Over the past two weeks, Claude, our mechanic, has devoted most of his days to end-of-winter snow clearance operations.
In particular, he has been removing the snow that the wind has built up in the two pits that form the access ramps to our cellars.
On Sunday, after a *rather* heavy lunch, we went for a walk with Claude and Jacopo to see the results of his work and discover these places that I didn’t know yet.
We started with the ‘balloon cave’. This cave takes its name from its special construction technique, imported from Scandinavia: a pit is dug, a gigantic balloon is inflated, snow is put back on top, little by little, allowing it to settle and, after a few weeks, the balloon is removed. All that’s left to do is close the entrance and we’ve got our cellar!
This is used to put our vehicles into winter storage, protecting them from the wind and snow and limiting their exposure to the cold (apart from the surface layer, the ice on which our station sits has a constant temperature corresponding to the average annual temperature of -51°C).
In fact, all these vehicles are unusable below -45°C because the plastics would break and the fuels would become pasty. Only our robust, old-fashioned, all-metal ‘loader’ works in winter (and even then, it has to be stored and started ‘warm’, i.e. at -30°C).
When you see this photo, you may realise the work Claude has done: the accumulated snow (although not packed down) reached the surface, some ten metres above our feet!
Leaving the balloon cave, we walked a kilometre through the summer camp to reach the second cave.
The technology here is a little different, as the walls are made of metal. This is the ‘Turbosider’ cave, named after the company that makes the structure.

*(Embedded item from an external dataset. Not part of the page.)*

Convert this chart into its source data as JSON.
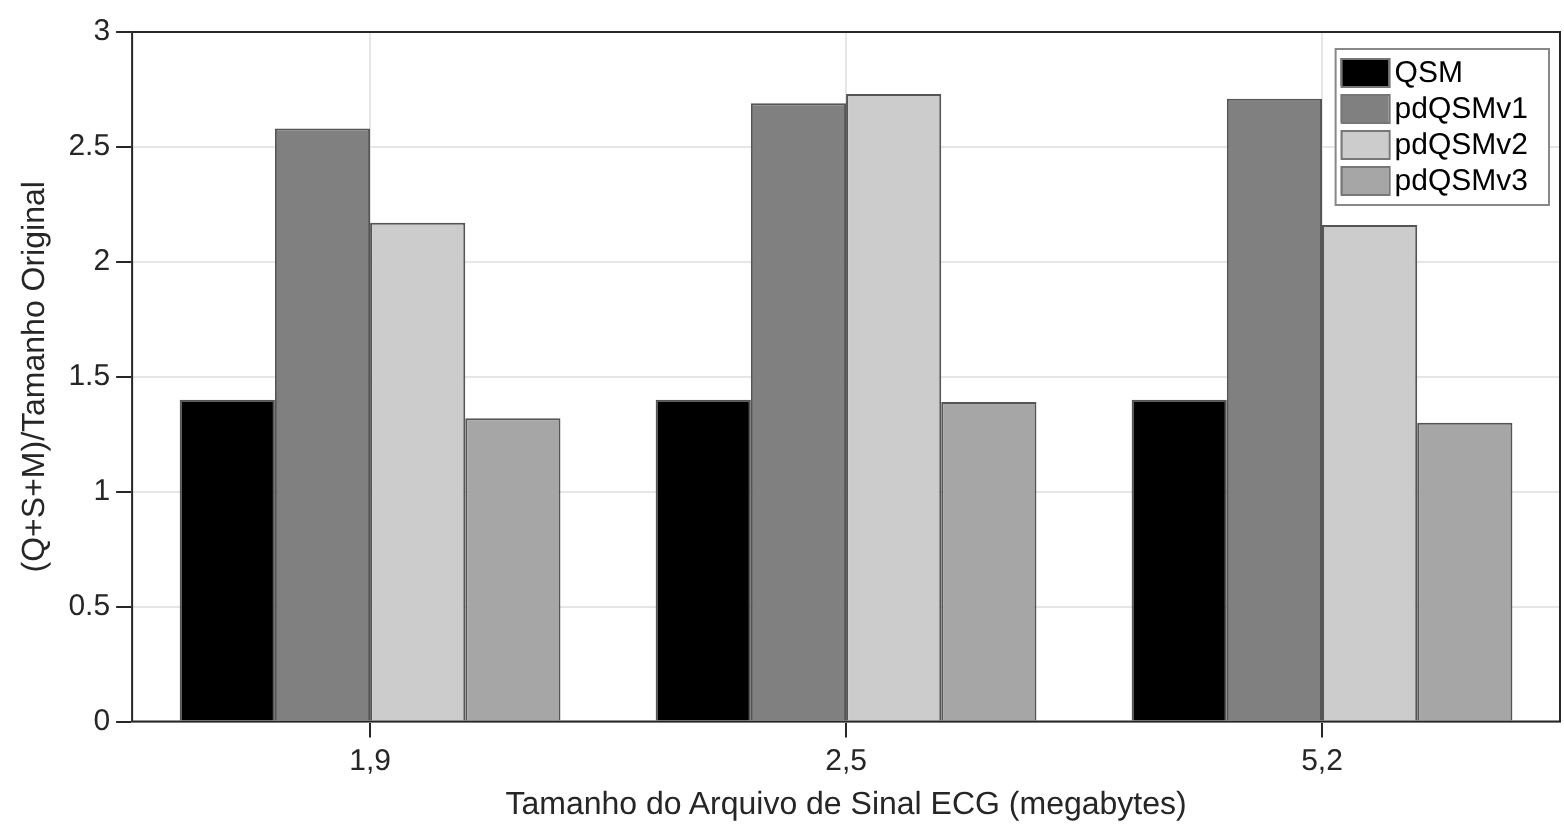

Here you can see the ice crystals growing on the walls, giving the place a fairytale-like appearance.
While the contents of the first part of Turbosider resemble those of the balloon cave (vehicles in winter storage), at the back there’s a door.
And behind that door is a long, icy corridor stacked with dozens of crates. These contain, in particular, Concordia’s « archives »: the reserves of ice cores taken during drilling operations to study our planet’s past climate.
Concordia was built on the site of the first « EPICA » deep drilling. Some of the fragments contained in these boxes are 740,000 years old!
A new drilling has been underway for the past 3 years, at the « Little Dome C » site, 37 km from Concordia. This summer camp is in fact the site chosen for the « Beyond EPICA » project, the aim of which is to reach the oldest ice in the world: certainly more than 1 million years old and possibly 1.5 million!
These caves and crates are also the forerunners of another scientific project that is currently being developed at Concordia: the « Ice Memory » project, which aims to store samples of ice cores from the Arctic and glaciers around the world here, under cover, in order to preserve them for future generations.